Running Claude as your AI assistant is great. Until you see the bill.
At $3 per million input tokens and $15 per million output tokens, every complex task costs real money.
OpenClaw solves this with model delegation. The premium model handles coordination and tool orchestration. Meanwhile, a free local model does the heavy lifting right on your hardware.
Why API-only?
Anthropic restricts automated access to Claude through consumer subscriptions. The terms are clear: bots, scripts, and agents must use the API.
Anthropic Consumer Terms state in Section 3:
"Except when you are accessing our Services via an Anthropic API Key or where we otherwise explicitly permit it, to access the Services through automated or non-human means, whether through a bot, script, or otherwise."
This is a legal constraint, not a technical one. If you want Claude powering your agents, you need API access.
The Problem
Claude excels at complex reasoning, multi-step planning, and tool orchestration. But most assistant tasks are simpler: writing configs, generating code, drafting documentation, summarizing logs.
These don't need Claude's full power. They just need good text generation.

The Architecture
I built a two-role system:
OPUS (Claude) — Coordinator
- Receives your requests
- Decides what needs to happen
- Spawns subagents for text generation tasks
- Executes tools: file operations, shell commands, API calls
- Validates results and reports back
GRANITE (IBM Granite 3.3 8B) — Generator
- Runs locally on Ollama
- Handles all text generation: Ansible playbooks, Terraform configs, Docker compose files, documentation
- No tool access. Pure text output.
- Zero cost per token
[IBM Granite 3.3 8B](https://huggingface.co/ibm-granite/granite-3.3-8b-instruct) is a compact, capable model available on [Ollama](https://ollama.com/library/granite3.3). It's designed for exactly this kind of work: instruction following and code generation without the overhead of a frontier model.
How It Works
Say you want to configure AWX with Authentik SSO.
- You ask: "Configure AWX with Authentik SSO."
- OPUS recognizes this as a config generation task.
- OPUS spawns a GRANITE subagent.
- GRANITE generates the Ansible playbook and Authentik provider config.

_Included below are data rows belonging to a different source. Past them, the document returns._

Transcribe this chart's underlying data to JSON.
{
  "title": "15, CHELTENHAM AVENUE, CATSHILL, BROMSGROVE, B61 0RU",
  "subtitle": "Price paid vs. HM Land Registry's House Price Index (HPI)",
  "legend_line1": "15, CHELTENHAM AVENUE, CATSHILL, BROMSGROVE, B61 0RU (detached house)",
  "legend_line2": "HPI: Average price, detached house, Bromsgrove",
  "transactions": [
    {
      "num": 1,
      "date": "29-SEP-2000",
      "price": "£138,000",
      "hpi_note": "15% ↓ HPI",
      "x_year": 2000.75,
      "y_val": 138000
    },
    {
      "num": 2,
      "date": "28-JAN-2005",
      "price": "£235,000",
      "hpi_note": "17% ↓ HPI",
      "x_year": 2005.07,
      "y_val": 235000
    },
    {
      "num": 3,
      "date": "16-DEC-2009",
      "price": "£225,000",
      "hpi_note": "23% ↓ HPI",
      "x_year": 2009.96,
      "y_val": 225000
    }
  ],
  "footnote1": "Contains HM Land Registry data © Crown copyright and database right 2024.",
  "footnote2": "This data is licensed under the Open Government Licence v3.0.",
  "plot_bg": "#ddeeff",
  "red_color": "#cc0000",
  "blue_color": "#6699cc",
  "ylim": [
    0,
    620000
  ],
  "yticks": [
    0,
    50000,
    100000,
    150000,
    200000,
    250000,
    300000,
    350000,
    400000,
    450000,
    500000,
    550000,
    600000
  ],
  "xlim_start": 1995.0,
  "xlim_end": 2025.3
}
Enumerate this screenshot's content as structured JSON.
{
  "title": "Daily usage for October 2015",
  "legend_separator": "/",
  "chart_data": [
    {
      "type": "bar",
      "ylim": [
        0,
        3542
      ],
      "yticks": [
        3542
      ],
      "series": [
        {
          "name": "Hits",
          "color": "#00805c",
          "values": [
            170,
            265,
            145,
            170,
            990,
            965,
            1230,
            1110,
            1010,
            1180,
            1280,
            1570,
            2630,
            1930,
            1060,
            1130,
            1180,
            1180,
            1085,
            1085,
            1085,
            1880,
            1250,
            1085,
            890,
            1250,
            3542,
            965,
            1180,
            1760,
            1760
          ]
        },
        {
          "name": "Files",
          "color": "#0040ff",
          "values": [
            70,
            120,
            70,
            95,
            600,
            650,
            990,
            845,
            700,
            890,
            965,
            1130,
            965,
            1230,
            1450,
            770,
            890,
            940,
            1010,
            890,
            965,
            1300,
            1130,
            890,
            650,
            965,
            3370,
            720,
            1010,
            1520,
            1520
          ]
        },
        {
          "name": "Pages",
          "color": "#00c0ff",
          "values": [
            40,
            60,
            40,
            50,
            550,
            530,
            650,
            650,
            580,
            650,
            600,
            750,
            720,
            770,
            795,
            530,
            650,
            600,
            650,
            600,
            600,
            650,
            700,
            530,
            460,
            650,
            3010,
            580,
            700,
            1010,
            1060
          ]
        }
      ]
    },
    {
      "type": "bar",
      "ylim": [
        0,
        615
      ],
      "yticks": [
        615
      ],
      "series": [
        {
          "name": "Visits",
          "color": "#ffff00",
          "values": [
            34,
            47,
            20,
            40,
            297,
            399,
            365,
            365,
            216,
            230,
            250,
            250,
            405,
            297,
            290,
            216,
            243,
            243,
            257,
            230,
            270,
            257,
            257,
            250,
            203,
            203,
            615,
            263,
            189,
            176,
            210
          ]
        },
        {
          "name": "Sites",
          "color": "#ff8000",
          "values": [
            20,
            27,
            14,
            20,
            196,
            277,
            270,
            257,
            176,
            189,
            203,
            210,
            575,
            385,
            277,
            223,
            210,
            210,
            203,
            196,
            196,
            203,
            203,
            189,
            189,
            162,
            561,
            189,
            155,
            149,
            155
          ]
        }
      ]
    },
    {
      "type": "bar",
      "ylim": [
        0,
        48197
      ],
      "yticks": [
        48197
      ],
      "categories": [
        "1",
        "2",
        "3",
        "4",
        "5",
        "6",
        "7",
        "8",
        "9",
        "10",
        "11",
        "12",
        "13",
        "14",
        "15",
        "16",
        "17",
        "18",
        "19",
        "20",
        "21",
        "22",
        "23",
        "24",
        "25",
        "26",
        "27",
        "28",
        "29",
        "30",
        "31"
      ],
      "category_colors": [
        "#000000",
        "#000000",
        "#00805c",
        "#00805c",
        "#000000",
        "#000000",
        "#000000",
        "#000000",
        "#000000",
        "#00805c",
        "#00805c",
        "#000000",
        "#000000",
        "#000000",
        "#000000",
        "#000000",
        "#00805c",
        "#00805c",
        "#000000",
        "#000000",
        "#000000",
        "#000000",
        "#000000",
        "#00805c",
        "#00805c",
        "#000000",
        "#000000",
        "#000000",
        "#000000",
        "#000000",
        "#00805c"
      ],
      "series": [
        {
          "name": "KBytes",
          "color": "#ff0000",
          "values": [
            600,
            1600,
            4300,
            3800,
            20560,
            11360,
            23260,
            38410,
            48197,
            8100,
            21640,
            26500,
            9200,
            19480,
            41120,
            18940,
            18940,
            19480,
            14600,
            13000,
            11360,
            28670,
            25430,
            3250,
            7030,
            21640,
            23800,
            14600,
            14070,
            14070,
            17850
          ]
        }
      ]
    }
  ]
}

- OPUS reviews the output.
- OPUS writes files, runs ansible-playbook, verifies the setup.
- OPUS confirms success.
In OpenClaw, spawning a subagent looks like this:
sessions_spawn({
task: "Generate an Ansible playbook to configure AWX with Authentik SSO...",
label: "granite-awx-sso",
agentId: "granite"
})GRANITE runs in isolation. No tools. No network access. Just text generation. When it finishes, OPUS picks up the output and executes it.


The Benefits
Cost efficiency. Text generation tasks cost $0 instead of roughly $0.30 per task with Claude alone. Over hundreds of tasks, this adds up fast.
Data security. Credentials, hostnames, internal configs stay on your network. Nothing sensitive goes to external APIs for generation tasks.
Right model for the job. Claude thinks. GRANITE writes. Both do what they're best at.
The Numbers
Here's what the cost breakdown looks like in practice:
Without delegation, every task uses Claude tokens. A typical day of infrastructure automation could easily hit $5-10 in API costs.
With delegation, GRANITE handles the bulk of text generation locally. Claude only burns tokens on coordination. The same workload drops to under $1.
That's roughly a 10x reduction in costs.
In Practice
This setup runs my entire infrastructure automation workflow. GRANITE produces Ansible playbooks, Docker configurations, documentation, and log summaries. OPUS orchestrates everything: spawning tasks, writing files, running commands, keeping me informed.
Claude's token usage stays minimal. GRANITE runs on free local compute. Every task costs a fraction of what it would otherwise.
Model delegation isn't just about saving money. It's about using each model for what it does best. And keeping your data where it belongs.